Auréolé de ses quatre récompense au dernier festival d’animation d’Annecy et bénéficiant d’une esthétique griffée, Flow le chat qui n’avait plus peur de l’eau avait tout pour m’attirer dans une salle obscure.
Il y a ici une envie de cinéma affichée. Aucun dialogue, une épure dans la mise en scène qui lie les plans séquence entre eux. Flow, moins le nom d’un chat qu’une vision du cinéma. Fluide. Gints Zilbalodis revient à l’essence du neuvième art : le mouvement. Sa caméra, éthérée, suit les animaux et les éléments dans un cadre dont on oublie rapidement les contours. Cet effet de suspension du filmage épouse à merveille ce monde immergé et nous plonge littéralement dans cet univers. S’il y a du Miyazaki dans le merveilleux qui suinte de l’aspect artistique, c’est du côte d’Alfonso Cuarón qu’il faut s’orienter pour deviner les influences de mise en scène. Le choix d’une animation 3d prend ici toute son ampleur par le jeu des échelles et le dynamisme de certaines séquences. Tout est fait pour ressentir plutôt que réfléchir. L’absence totale de dialogue allié à ce monde déserté par les humains propulse nos émotions. On s’identifie alors à des animaux non pas pour ce qu’ils sont mais pour ce qu’ils font. Ce sont leurs actes qui les définissent au sein de la communauté et non leur ethnie, leur origine.

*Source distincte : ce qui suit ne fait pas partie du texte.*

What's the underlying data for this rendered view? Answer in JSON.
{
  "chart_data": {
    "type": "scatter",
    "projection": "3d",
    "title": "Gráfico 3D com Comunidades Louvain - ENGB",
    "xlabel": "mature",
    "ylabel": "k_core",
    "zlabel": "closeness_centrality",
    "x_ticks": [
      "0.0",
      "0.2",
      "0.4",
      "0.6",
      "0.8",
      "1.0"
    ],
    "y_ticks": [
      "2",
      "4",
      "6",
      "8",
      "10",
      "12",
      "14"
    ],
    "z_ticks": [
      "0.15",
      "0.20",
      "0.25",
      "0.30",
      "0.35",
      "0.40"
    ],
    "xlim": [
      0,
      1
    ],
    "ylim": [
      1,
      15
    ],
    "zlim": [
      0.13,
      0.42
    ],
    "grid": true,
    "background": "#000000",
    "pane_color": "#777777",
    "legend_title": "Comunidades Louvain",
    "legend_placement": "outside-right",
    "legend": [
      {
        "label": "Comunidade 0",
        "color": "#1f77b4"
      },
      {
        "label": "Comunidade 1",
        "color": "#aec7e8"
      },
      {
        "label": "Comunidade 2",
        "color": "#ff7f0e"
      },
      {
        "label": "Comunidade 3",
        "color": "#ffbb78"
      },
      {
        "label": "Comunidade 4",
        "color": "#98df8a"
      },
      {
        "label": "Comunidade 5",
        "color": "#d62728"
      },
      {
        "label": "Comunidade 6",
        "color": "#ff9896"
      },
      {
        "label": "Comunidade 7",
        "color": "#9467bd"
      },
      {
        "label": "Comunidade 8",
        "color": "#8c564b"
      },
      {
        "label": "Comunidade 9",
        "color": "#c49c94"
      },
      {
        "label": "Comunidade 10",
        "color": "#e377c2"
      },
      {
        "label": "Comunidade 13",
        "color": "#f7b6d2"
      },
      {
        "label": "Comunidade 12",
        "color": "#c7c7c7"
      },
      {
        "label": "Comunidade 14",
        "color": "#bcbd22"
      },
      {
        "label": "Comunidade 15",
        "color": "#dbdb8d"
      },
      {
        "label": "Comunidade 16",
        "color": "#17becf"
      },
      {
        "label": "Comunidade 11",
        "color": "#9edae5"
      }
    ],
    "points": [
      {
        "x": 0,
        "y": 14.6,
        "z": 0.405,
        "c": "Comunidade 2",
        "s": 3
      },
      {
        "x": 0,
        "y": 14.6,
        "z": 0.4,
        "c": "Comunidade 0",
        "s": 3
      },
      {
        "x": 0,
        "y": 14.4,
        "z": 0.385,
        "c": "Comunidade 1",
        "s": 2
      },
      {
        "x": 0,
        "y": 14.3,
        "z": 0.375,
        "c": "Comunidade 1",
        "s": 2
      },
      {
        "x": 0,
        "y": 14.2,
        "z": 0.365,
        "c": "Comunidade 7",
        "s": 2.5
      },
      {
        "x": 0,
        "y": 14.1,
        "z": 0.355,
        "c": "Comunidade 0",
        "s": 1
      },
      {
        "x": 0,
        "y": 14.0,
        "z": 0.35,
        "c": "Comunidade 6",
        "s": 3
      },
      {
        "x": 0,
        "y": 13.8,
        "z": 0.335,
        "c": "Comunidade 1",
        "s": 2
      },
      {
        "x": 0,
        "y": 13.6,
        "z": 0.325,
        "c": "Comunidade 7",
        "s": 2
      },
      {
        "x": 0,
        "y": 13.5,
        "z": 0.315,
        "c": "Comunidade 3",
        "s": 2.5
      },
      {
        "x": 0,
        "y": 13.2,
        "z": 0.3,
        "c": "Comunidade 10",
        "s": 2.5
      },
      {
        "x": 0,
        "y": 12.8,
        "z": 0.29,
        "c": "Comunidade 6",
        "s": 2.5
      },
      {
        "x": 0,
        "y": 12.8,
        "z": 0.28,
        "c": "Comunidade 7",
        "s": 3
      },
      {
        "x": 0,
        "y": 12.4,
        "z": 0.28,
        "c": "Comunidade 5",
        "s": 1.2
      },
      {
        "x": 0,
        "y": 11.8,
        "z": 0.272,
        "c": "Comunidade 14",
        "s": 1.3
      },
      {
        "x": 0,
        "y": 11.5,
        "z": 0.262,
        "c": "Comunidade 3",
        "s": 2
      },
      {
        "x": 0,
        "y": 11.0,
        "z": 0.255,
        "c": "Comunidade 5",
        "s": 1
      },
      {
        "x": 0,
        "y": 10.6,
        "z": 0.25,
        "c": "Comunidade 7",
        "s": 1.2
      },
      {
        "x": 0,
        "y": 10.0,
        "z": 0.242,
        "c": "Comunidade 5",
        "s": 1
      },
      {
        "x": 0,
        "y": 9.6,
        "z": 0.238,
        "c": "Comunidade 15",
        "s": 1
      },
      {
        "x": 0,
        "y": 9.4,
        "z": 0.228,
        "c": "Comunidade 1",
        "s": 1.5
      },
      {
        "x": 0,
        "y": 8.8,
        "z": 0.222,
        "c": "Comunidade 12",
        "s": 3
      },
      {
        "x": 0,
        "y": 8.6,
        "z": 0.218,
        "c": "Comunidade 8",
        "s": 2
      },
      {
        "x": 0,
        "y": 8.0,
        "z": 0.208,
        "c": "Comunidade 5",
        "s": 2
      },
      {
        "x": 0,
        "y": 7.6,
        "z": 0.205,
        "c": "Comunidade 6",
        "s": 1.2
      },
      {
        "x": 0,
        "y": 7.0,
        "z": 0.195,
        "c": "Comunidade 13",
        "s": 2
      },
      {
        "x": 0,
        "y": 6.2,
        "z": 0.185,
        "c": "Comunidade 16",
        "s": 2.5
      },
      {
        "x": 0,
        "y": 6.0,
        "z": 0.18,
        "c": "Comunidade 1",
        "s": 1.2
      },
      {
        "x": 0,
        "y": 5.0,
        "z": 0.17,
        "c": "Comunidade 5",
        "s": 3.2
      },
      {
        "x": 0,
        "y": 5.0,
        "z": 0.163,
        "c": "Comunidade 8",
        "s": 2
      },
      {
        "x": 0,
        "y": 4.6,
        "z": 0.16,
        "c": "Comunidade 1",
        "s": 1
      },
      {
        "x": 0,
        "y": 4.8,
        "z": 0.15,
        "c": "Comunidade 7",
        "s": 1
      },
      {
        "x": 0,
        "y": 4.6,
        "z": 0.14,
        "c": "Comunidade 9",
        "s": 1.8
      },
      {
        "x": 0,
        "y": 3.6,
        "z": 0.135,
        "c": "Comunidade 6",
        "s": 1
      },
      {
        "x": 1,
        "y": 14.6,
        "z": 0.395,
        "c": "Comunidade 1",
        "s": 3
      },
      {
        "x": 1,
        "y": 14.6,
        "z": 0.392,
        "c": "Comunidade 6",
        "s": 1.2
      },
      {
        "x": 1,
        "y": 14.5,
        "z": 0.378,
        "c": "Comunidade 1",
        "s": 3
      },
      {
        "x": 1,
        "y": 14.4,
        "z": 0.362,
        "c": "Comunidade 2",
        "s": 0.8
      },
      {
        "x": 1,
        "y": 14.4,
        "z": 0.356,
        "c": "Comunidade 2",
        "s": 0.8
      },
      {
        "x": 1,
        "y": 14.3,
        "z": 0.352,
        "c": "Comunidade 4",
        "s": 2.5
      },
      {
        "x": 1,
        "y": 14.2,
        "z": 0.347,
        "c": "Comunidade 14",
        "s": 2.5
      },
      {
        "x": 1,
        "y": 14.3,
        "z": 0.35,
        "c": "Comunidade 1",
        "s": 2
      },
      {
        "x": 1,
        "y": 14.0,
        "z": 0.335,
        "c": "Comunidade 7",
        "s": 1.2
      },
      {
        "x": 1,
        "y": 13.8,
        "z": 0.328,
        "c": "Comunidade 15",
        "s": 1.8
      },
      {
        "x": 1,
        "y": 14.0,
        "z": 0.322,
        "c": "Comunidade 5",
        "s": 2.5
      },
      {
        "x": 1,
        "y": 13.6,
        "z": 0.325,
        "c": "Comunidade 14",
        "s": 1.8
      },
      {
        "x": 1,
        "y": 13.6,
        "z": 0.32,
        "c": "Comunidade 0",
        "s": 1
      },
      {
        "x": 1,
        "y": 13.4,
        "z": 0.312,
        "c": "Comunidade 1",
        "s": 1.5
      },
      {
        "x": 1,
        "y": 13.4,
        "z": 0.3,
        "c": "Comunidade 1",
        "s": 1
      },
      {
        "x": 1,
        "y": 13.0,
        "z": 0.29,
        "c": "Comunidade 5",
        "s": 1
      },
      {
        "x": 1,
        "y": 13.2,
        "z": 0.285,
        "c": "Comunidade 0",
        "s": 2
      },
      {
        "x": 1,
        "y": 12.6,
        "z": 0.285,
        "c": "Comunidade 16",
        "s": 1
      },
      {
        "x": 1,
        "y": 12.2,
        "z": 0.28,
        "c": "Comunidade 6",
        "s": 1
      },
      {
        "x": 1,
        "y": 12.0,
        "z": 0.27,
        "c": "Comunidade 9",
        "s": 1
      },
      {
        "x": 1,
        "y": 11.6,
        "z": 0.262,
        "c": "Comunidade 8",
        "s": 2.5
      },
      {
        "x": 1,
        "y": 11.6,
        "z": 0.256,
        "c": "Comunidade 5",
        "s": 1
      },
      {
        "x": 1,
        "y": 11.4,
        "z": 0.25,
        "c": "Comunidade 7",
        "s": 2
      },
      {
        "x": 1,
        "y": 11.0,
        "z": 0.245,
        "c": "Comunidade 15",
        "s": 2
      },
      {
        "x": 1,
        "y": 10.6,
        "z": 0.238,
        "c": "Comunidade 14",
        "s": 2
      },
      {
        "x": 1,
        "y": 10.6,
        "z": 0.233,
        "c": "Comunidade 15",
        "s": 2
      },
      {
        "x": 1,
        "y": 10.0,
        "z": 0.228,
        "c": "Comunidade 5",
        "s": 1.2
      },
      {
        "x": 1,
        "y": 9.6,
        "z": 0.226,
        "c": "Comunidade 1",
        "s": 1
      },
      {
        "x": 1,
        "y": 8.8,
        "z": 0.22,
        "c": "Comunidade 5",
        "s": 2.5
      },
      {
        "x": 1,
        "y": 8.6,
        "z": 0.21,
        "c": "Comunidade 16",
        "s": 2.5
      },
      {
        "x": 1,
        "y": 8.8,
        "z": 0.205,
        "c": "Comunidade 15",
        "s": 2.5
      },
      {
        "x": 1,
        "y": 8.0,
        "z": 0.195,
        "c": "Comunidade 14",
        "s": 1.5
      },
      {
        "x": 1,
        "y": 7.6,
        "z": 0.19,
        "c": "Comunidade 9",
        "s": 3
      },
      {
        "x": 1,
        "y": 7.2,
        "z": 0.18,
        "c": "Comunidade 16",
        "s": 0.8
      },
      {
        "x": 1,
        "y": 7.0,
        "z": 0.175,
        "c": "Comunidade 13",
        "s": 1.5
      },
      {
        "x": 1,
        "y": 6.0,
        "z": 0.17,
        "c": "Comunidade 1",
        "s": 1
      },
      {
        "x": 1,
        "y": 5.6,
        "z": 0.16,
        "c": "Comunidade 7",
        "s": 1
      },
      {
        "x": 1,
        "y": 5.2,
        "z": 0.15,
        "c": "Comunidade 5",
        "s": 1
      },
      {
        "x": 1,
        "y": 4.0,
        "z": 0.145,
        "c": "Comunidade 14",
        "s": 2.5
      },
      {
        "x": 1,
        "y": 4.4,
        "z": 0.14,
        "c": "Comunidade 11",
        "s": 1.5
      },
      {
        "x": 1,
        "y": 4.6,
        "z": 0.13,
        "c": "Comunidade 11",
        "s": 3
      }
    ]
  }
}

Si le vent souffle, la pluie s’abat et le niveau de l’eau monte, c’est pour mieux éprouver les liens. Les liens qui unissent. Et plus la corde contient de brins, plus elle est solide. Flow et ses compagnons vont l’apprendre de façon empirique. Tel Ulysse ou Aragorn, Jason ou Thorin, Flow apprendra à faire confiance. Prendre la barre pour donner la direction ou laisser à d’autres le soin de le faire. Le film adresse un message de fraternité où il n’y a pas de notion de hiérarchie. C’est le bien commun qui prime et les décisions sont soumises à l’avis général. A l’instar de la ferme des animaux de Orwell, on a pas fait mieux que les animaux pour éduquer et instruire les humains. Les limites de cette animation au budget que l’on devine très lointain de celui boursoufflé d’un Pixney n’entravent en rien les émotions transmises. Au détour d’un regard, d’un mouvement de tête, de plume qui se hérissent, d’un feulement, d’un souffle… Cet art de l’épure évite d’être parasité par un trop plein, devenu la norme dans les œuvres mainstream. Il n’est pas rare pendant les 84 minutes du film de laisser échapper un rire, d’avoir soudainement quelques difficultés à déglutir ou de se retrouver avec les yeux plus humides qu’à l’accoutumée. Loin des discours moralisateurs et niais des superprods étasuniennes, Flow apparaît dans toute sa simplicité, extension de son honnêteté et de son humilité.
Certes, on pourrait pester contre cette simplicité apparente, autant technique que narrative. Mais la force de l’œuvre est de s’adresser avec nuances à nos émotions et à notre intellect, refusant l’écueil d’un didactisme trop dictatique. Flow et un film sur la solidarité, la tolérance, les préjugés et le dépassement de soi. Un film, où de grands oiseaux blancs et purs refusent d’apporter leur aide à un petits chat noir apeuré et où l’acte de soutien à l’autre est synonyme de châtiment et de bannissement. Peut-on faire plus contemporain ? Peut-on faire plus humain ? Chacune verra ce qu’elle veut voir mais qu’importe, elle en sortira grandie.